The default 30 million iterations leads to a reasonable run time of about 10 seconds, but leaves many small strips after annealing. Bumping up the number of iterations to 300 million, 3000 million, etc. will take proportionally longer time, and give marginally better results.


Based on the description in the webpage, I expected it to work on the default image with default parameters


As stated in the "notes" section, you need to set the number of iterations to about 1 billion, and also adjust the temperature according to the picture's characteristics.


Thank you for the demo. This helped me understand the recent quantum computing (quantum annealing) process a little more concretely.

What I saw here was a scrambled image being sorted to find a local minima of entropy in pixel color value between respective stripes. A quantum annealing computer is doing is, where the image is the problem space (scrambled because we dont have the solution), and the quantum computer rearranges this to find global minima/maxima.

Where a QC is not useful would be when the problem space is too big (image too big), or it can only find a local minima that isn't the solution to the classical problem (picture is still objectively after annealing)

please comment someone if my understanding is wrong


Awesome, but please put the original energy somewhere. It's not clear whether the final configuration actually has a lower or higher energy that the original image, which would be interesting to know.


> The unscrambling problem being solved here is much harder than a typical unscrambling problem, because we are rearranging single columns of pixels. As a consequence of this design, it is impossible to resolve the horizontal reflection symmetry ambiguity – every image has exactly the same energy score as its mirror image.

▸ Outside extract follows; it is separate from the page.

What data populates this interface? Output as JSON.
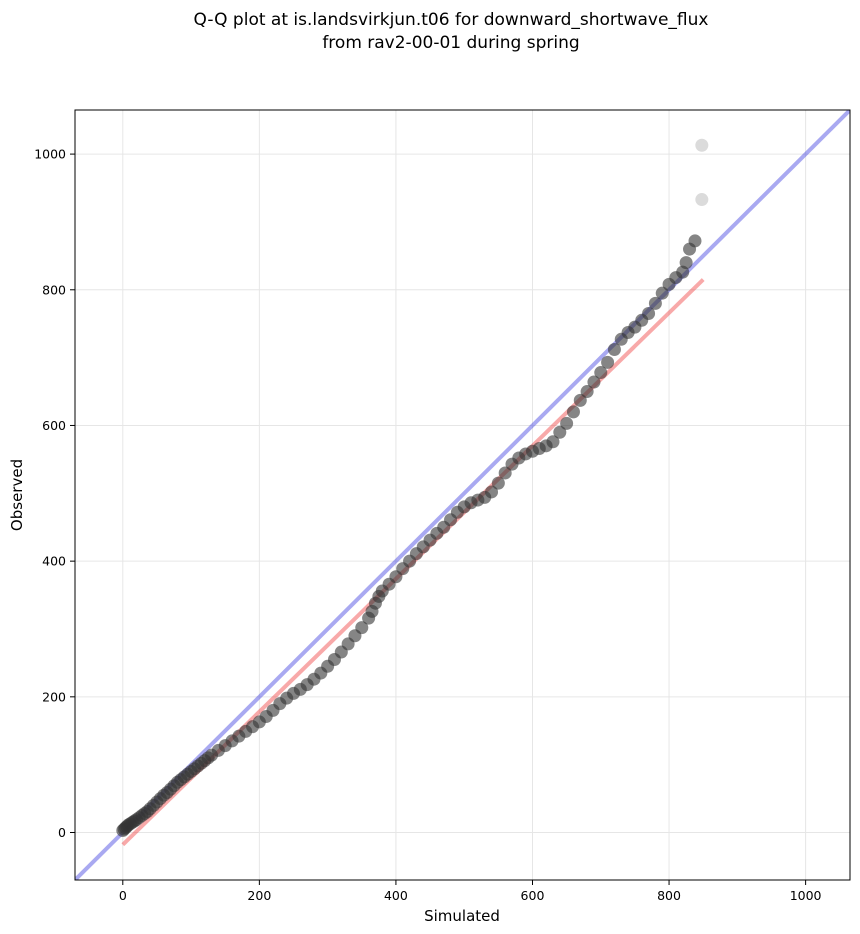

> In a more typical problem, the image would be sliced into groups of columns, where each group moves as a unit. This situation would reduce the number of pieces to unscramble, and also make the arrangement be unambiguous to horizontal flips.


IIRC, the best thing to do was to apply clustering to the rows/columns (k-means and hierarchical both worked, but I think it was hard to find the appropriate tree height for hierarchical clustering) and then to apply seriation: http://innar.com/Liiv_Seriation.pdf


Couldn't you do some feature detection on the edges of the resulting columns and repeat the annealing to get a better end-product?


Is there a definition of temperature that someone can share that would be relevant in this context?